Ottawa’s first comprehensive reform of corporate law in more than a decade will do little to prevent tax cheats and criminals from hiding their identities, say critics of a bill winding its way through parliament.
Foreigners are using Canadian corporations to “snow wash” illicit funds — as the Star revealed through the Panama Papers investigations — and they will have little impediment to continuing to move money anonymously even after Bill C-25 becomes law, financial crime experts say.
“The bill falls short of its potential to address the real risks of money laundering, terrorism financing and tax evasion,” said Denis Meunier, a former top official with the Canada Revenue Agency and FINTRAC, Ottawa’s anti-money laundering watchdog.
Meunier noted that an intergovernmental review last fall found Canada’s corporate transparency is non-compliant with international anti-money laundering and terrorism financing standards.
“Match up the assessments of the risk . . . . And then you see this bill, there’s a gap. For me, it’s stunning that the government hasn’t (done more),” said Meunier, a member of Transparency International Canada who shared his analysis with a parliamentary committee last week.
Bill C-25, which is expected to receive final reading next month, addresses several aspects of corporate law, but the one that’s most troubling for financial analysts and law enforcement is the partial ban on bearer shares.
Bearer shares are archaic financial instruments that play a big role in money laundering because they act like cash for criminals. Unlike normal stocks in a company, which are registered to their rightful owner, bearer shares belong to anyone who physically holds them. Like a cheque made out to “cash” the certificates, which can be worth millions, can be bought and sold without leaving a trace.
Under heavy international pressure, most of the world’s most notorious tax havens have done away with bearer shares. Canada lags other major nations by continuing to allow them.
But Bill C-25 bans only the issuance of new bearer shares, said Claire Woodside, director of Publish What You Pay (PWYP) Canada.
“What this bill doesn’t do is require individuals holding bearer shares to register those shares,” said Woodside. “This means that bearer shares being held in the hands of a criminal can still be traded as currency.”
In order to ferret out the bearer shares in circulation, PWYP and Transparency International Canada recommend the government require anyone with a bearer share who attempts to vote or collect a dividend to convert it into a registered share.
“It essentially removes the value of bearer shares because you’d have to register them to use them,” Woodside said.
Even if bearer shares were fully banned, this wouldn’t close the door for tax evaders, corrupt politicians and organized crime to continue to snow wash their money using Canadian companies, said Woodside.
“C-25 doesn’t really tackle the problem of secret companies . . . bearer shares are just the tip of the iceberg. There are many different ways that Canadian corporations can hide their ownership,” she said.
“The federal government has essentially accepted the risks posed by an opaque system on behalf of Canadians.”

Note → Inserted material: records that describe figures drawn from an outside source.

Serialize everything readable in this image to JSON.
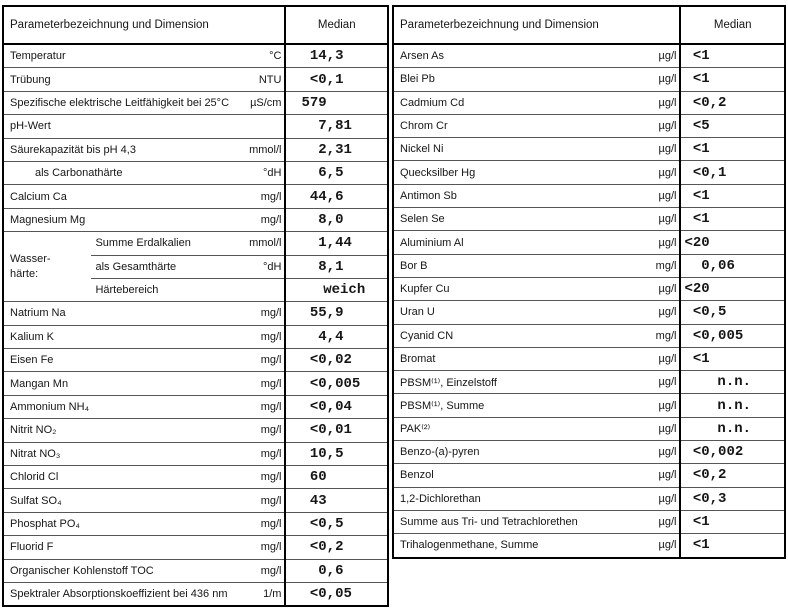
{
  "styles": {
    "outer_border_color": "#000000",
    "grid_line_color": "#565656",
    "text_color": "#161616",
    "background_color": "#ffffff"
  },
  "tables": [
    {
      "name": "physико",
      "header": {
        "param": "Parameterbezeichnung und Dimension",
        "median": "Median"
      },
      "rows": [
        {
          "label": "Temperatur",
          "unit": "°C",
          "value": "14,3"
        },
        {
          "label": "Trübung",
          "unit": "NTU",
          "value": "<0,1"
        },
        {
          "label": "Spezifische elektrische Leitfähigkeit bei 25°C",
          "unit": "µS/cm",
          "value": "579"
        },
        {
          "label": "pH-Wert",
          "unit": "",
          "value": "7,81"
        },
        {
          "label": "Säurekapazität bis pH 4,3",
          "unit": "mmol/l",
          "value": "2,31"
        },
        {
          "label": "als Carbonathärte",
          "unit": "°dH",
          "value": "6,5",
          "indent": 1
        },
        {
          "label": "Calcium Ca",
          "unit": "mg/l",
          "value": "44,6"
        },
        {
          "label": "Magnesium Mg",
          "unit": "mg/l",
          "value": "8,0"
        },
        {
          "group_label": "Wasser-\nhärte:",
          "sub_rows": [
            {
              "label": "Summe Erdalkalien",
              "unit": "mmol/l",
              "value": "1,44"
            },
            {
              "label": "als Gesamthärte",
              "unit": "°dH",
              "value": "8,1"
            },
            {
              "label": "Härtebereich",
              "unit": "",
              "value": "weich"
            }
          ]
        },
        {
          "label": "Natrium Na",
          "unit": "mg/l",
          "value": "55,9"
        },
        {
          "label": "Kalium K",
          "unit": "mg/l",
          "value": "4,4"
        },
        {
          "label": "Eisen Fe",
          "unit": "mg/l",
          "value": "<0,02"
        },
        {
          "label": "Mangan Mn",
          "unit": "mg/l",
          "value": "<0,005"
        },
        {
          "label": "Ammonium NH₄",
          "unit": "mg/l",
          "value": "<0,04"
        },
        {
          "label": "Nitrit NO₂",
          "unit": "mg/l",
          "value": "<0,01"
        },
        {
          "label": "Nitrat NO₃",
          "unit": "mg/l",
          "value": "10,5"
        },
        {
          "label": "Chlorid Cl",
          "unit": "mg/l",
          "value": "60"
        },
        {
          "label": "Sulfat SO₄",
          "unit": "mg/l",
          "value": "43"
        },
        {
          "label": "Phosphat PO₄",
          "unit": "mg/l",
          "value": "<0,5"
        },
        {
          "label": "Fluorid F",
          "unit": "mg/l",
          "value": "<0,2"
        },
        {
          "label": "Organischer Kohlenstoff TOC",
          "unit": "mg/l",
          "value": "0,6"
        },
        {
          "label": "Spektraler Absorptionskoeffizient bei 436 nm",
          "unit": "1/m",
          "value": "<0,05"
        }
      ]
    },
    {
      "name": "spurenstoffe",
      "header": {
        "param": "Parameterbezeichnung und Dimension",
        "median": "Median"
      },
      "rows": [
        {
          "label": "Arsen As",
          "unit": "µg/l",
          "value": "<1"
        },
        {
          "label": "Blei Pb",
          "unit": "µg/l",
          "value": "<1"
        },
        {
          "label": "Cadmium Cd",
          "unit": "µg/l",
          "value": "<0,2"
        },
        {
          "label": "Chrom Cr",
          "unit": "µg/l",
          "value": "<5"
        },
        {
          "label": "Nickel Ni",
          "unit": "µg/l",
          "value": "<1"
        },
        {
          "label": "Quecksilber Hg",
          "unit": "µg/l",
          "value": "<0,1"
        },
        {
          "label": "Antimon Sb",
          "unit": "µg/l",
          "value": "<1"
        },
        {
          "label": "Selen Se",
          "unit": "µg/l",
          "value": "<1"
        },
        {
          "label": "Aluminium Al",
          "unit": "µg/l",
          "value": "<20"
        },
        {
          "label": "Bor B",
          "unit": "mg/l",
          "value": "0,06"
        },
        {
          "label": "Kupfer Cu",
          "unit": "µg/l",
          "value": "<20"
        },
        {
          "label": "Uran U",
          "unit": "µg/l",
          "value": "<0,5"
        },
        {
          "label": "Cyanid CN",
          "unit": "mg/l",
          "value": "<0,005"
        },
        {
          "label": "Bromat",
          "unit": "µg/l",
          "value": "<1"
        },
        {
          "label": "PBSM⁽¹⁾, Einzelstoff",
          "unit": "µg/l",
          "value": "n.n."
        },
        {
          "label": "PBSM⁽¹⁾, Summe",
          "unit": "µg/l",
          "value": "n.n."
        },
        {
          "label": "PAK⁽²⁾",
          "unit": "µg/l",
          "value": "n.n."
        },
        {
          "label": "Benzo-(a)-pyren",
          "unit": "µg/l",
          "value": "<0,002"
        },
        {
          "label": "Benzol",
          "unit": "µg/l",
          "value": "<0,2"
        },
        {
          "label": "1,2-Dichlorethan",
          "unit": "µg/l",
          "value": "<0,3"
        },
        {
          "label": "Summe aus Tri- und Tetrachlorethen",
          "unit": "µg/l",
          "value": "<1"
        },
        {
          "label": "Trihalogenmethane, Summe",
          "unit": "µg/l",
          "value": "<1"
        }
      ]
    }
  ]
}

Navdeep Bains, minister of Innovation, Science and Economic Development, told the House of Commons last October that Bill C-25’s reforms “would provide the foundation for a 21st-century marketplace. They will align Canada’s framework laws with best practices in jurisdictions around the world.”
This first legislative effort to address the abuse of corporate secrecy does nothing to reveal the real “beneficial” owners of federal corporations, says Brian Masse, an NDP MP who sits on the committee reviewing the bill.

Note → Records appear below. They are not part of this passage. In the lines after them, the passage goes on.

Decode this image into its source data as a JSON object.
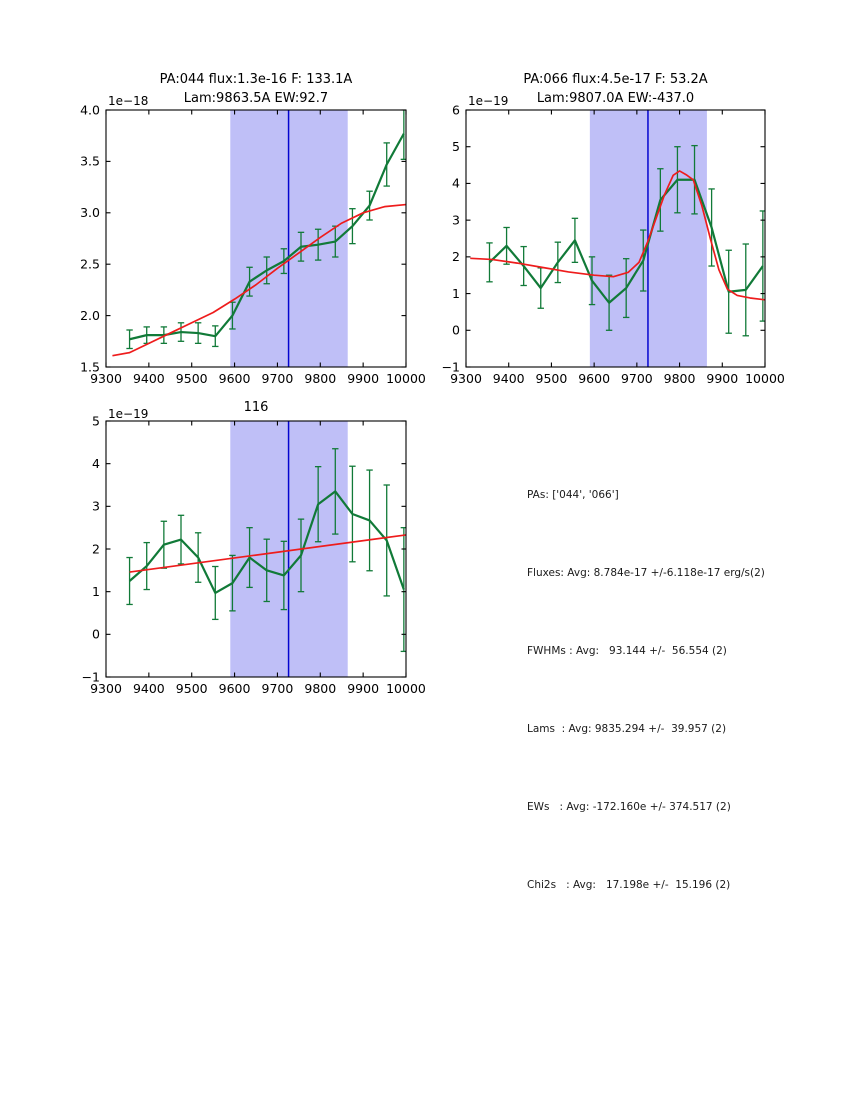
{
  "page": {
    "background": "#ffffff"
  },
  "colors": {
    "data": "#117a38",
    "fit": "#ee1c1c",
    "vline": "#0404cf",
    "band": "#bfbff7",
    "axis": "#000000"
  },
  "stats_panel": {
    "lines": [
      "PAs: ['044', '066']",
      "Fluxes: Avg: 8.784e-17 +/-6.118e-17 erg/s(2)",
      "FWHMs : Avg:   93.144 +/-  56.554 (2)",
      "Lams  : Avg: 9835.294 +/-  39.957 (2)",
      "EWs   : Avg: -172.160e +/- 374.517 (2)",
      "Chi2s   : Avg:   17.198e +/-  15.196 (2)"
    ]
  },
  "chart_data": [
    {
      "id": "pa044",
      "type": "line",
      "title": "PA:044 flux:1.3e-16 F: 133.1A",
      "subtitle": "Lam:9863.5A EW:92.7",
      "y_offset_label": "1e−18",
      "xlim": [
        9300,
        10000
      ],
      "ylim": [
        1.5,
        4.0
      ],
      "xticks": [
        9300,
        9400,
        9500,
        9600,
        9700,
        9800,
        9900,
        10000
      ],
      "xtick_labels": [
        "9300",
        "9400",
        "9500",
        "9600",
        "9700",
        "9800",
        "9900",
        "10000"
      ],
      "yticks": [
        1.5,
        2.0,
        2.5,
        3.0,
        3.5,
        4.0
      ],
      "ytick_labels": [
        "1.5",
        "2.0",
        "2.5",
        "3.0",
        "3.5",
        "4.0"
      ],
      "band": {
        "from": 9590,
        "to": 9864
      },
      "vline": 9726,
      "x": [
        9355,
        9395,
        9435,
        9475,
        9515,
        9555,
        9595,
        9635,
        9675,
        9715,
        9755,
        9795,
        9835,
        9875,
        9915,
        9955,
        9995
      ],
      "series": [
        {
          "name": "spectrum",
          "role": "data",
          "values": [
            1.77,
            1.81,
            1.81,
            1.84,
            1.83,
            1.8,
            2.0,
            2.33,
            2.44,
            2.53,
            2.67,
            2.69,
            2.72,
            2.87,
            3.07,
            3.47,
            3.77
          ],
          "errors": [
            0.09,
            0.08,
            0.08,
            0.09,
            0.1,
            0.1,
            0.13,
            0.14,
            0.13,
            0.12,
            0.14,
            0.15,
            0.15,
            0.17,
            0.14,
            0.21,
            0.25
          ]
        },
        {
          "name": "fit",
          "role": "fit",
          "x": [
            9315,
            9355,
            9400,
            9450,
            9500,
            9550,
            9600,
            9650,
            9700,
            9750,
            9800,
            9850,
            9900,
            9950,
            10000
          ],
          "values": [
            1.61,
            1.64,
            1.73,
            1.83,
            1.93,
            2.03,
            2.16,
            2.3,
            2.46,
            2.61,
            2.76,
            2.9,
            3.0,
            3.06,
            3.08
          ]
        }
      ]
    },
    {
      "id": "pa066",
      "type": "line",
      "title": "PA:066 flux:4.5e-17 F: 53.2A",
      "subtitle": "Lam:9807.0A EW:-437.0",
      "y_offset_label": "1e−19",
      "xlim": [
        9300,
        10000
      ],
      "ylim": [
        -1,
        6
      ],
      "xticks": [
        9300,
        9400,
        9500,
        9600,
        9700,
        9800,
        9900,
        10000
      ],
      "xtick_labels": [
        "9300",
        "9400",
        "9500",
        "9600",
        "9700",
        "9800",
        "9900",
        "10000"
      ],
      "yticks": [
        -1,
        0,
        1,
        2,
        3,
        4,
        5,
        6
      ],
      "ytick_labels": [
        "−1",
        "0",
        "1",
        "2",
        "3",
        "4",
        "5",
        "6"
      ],
      "band": {
        "from": 9590,
        "to": 9864
      },
      "vline": 9726,
      "x": [
        9355,
        9395,
        9435,
        9475,
        9515,
        9555,
        9595,
        9635,
        9675,
        9715,
        9755,
        9795,
        9835,
        9875,
        9915,
        9955,
        9995
      ],
      "series": [
        {
          "name": "spectrum",
          "role": "data",
          "values": [
            1.85,
            2.3,
            1.75,
            1.15,
            1.85,
            2.45,
            1.35,
            0.75,
            1.15,
            1.9,
            3.55,
            4.1,
            4.1,
            2.8,
            1.05,
            1.1,
            1.75
          ],
          "errors": [
            0.53,
            0.5,
            0.53,
            0.55,
            0.55,
            0.6,
            0.65,
            0.75,
            0.8,
            0.83,
            0.85,
            0.9,
            0.93,
            1.05,
            1.13,
            1.25,
            1.5
          ]
        },
        {
          "name": "fit",
          "role": "fit",
          "x": [
            9310,
            9360,
            9420,
            9480,
            9540,
            9600,
            9645,
            9680,
            9705,
            9725,
            9745,
            9765,
            9785,
            9800,
            9815,
            9832,
            9852,
            9872,
            9892,
            9912,
            9935,
            9965,
            10000
          ],
          "values": [
            1.96,
            1.93,
            1.83,
            1.71,
            1.59,
            1.5,
            1.46,
            1.58,
            1.85,
            2.4,
            3.05,
            3.7,
            4.22,
            4.34,
            4.24,
            4.1,
            3.4,
            2.5,
            1.65,
            1.12,
            0.95,
            0.88,
            0.83
          ]
        }
      ]
    },
    {
      "id": "avg116",
      "type": "line",
      "title": "116",
      "subtitle": "",
      "y_offset_label": "1e−19",
      "xlim": [
        9300,
        10000
      ],
      "ylim": [
        -1,
        5
      ],
      "xticks": [
        9300,
        9400,
        9500,
        9600,
        9700,
        9800,
        9900,
        10000
      ],
      "xtick_labels": [
        "9300",
        "9400",
        "9500",
        "9600",
        "9700",
        "9800",
        "9900",
        "10000"
      ],
      "yticks": [
        -1,
        0,
        1,
        2,
        3,
        4,
        5
      ],
      "ytick_labels": [
        "−1",
        "0",
        "1",
        "2",
        "3",
        "4",
        "5"
      ],
      "band": {
        "from": 9590,
        "to": 9864
      },
      "vline": 9726,
      "x": [
        9355,
        9395,
        9435,
        9475,
        9515,
        9555,
        9595,
        9635,
        9675,
        9715,
        9755,
        9795,
        9835,
        9875,
        9915,
        9955,
        9995
      ],
      "series": [
        {
          "name": "spectrum",
          "role": "data",
          "values": [
            1.25,
            1.6,
            2.1,
            2.22,
            1.8,
            0.97,
            1.2,
            1.8,
            1.5,
            1.38,
            1.85,
            3.05,
            3.35,
            2.82,
            2.67,
            2.2,
            1.05
          ],
          "errors": [
            0.55,
            0.55,
            0.55,
            0.57,
            0.58,
            0.62,
            0.65,
            0.7,
            0.73,
            0.8,
            0.85,
            0.88,
            1.0,
            1.12,
            1.18,
            1.3,
            1.45
          ]
        },
        {
          "name": "fit",
          "role": "fit",
          "x": [
            9355,
            10000
          ],
          "values": [
            1.46,
            2.33
          ]
        }
      ]
    }
  ]
}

“It’s a missed opportunity,” he said. “The message to the financial community is: ‘We’re taking a pass.’ ”
Masse said anyone who doesn’t understand the scale and urgency of combating tax evasion and money laundering “has been living in a cave.”
“I think we’re going to get called out by the international community for this,” he said. “There are glaring holes in corporate accountability and transparency.”
Last fall, the Financial Action Task Force (FATF) issued a country report on Canada and identified corporate anonymity as an impediment for law enforcement, which was were routinely unable to identify individuals behind “large-scale and sophisticated money laundering operations in Canada.”
“Law enforcement agencies do not investigate many cases in which legal entities or trusts played a prominent role or that involved complex corporate elements or foreign ownership or control aspects,” FATF found.
In an interview with the Star last November Finance Minister Bill Morneau said the federal government would lead the provinces, ensuring “that we are all living up to the highest standards of transparency and accountability (around) who is setting up these corporations.”
Morneau’s spokesperson, Dan Lauzon, said a working group of representatives from the federal government, the provinces and territories met last fall “to collaborate on transparency and beneficial ownership.”
Morneau made a commitment to end secretive corporate structures by collecting and sharing information about the beneficial owners of all companies at the meeting of G20 finance ministers last April.
But in the nine months since, the only legislative action has been Bill C-25, which doesn’t eliminate corporate anonymity.
“By getting this wrong, we can inflict so much damage on people and their investments. We’re encouraging crime and money laundering, which costs the public purse,” said Masse.
“Closing loopholes is free. It’ll actually bring in money through increased tax revenues.”
“There’s no logical argument for not moving on this.”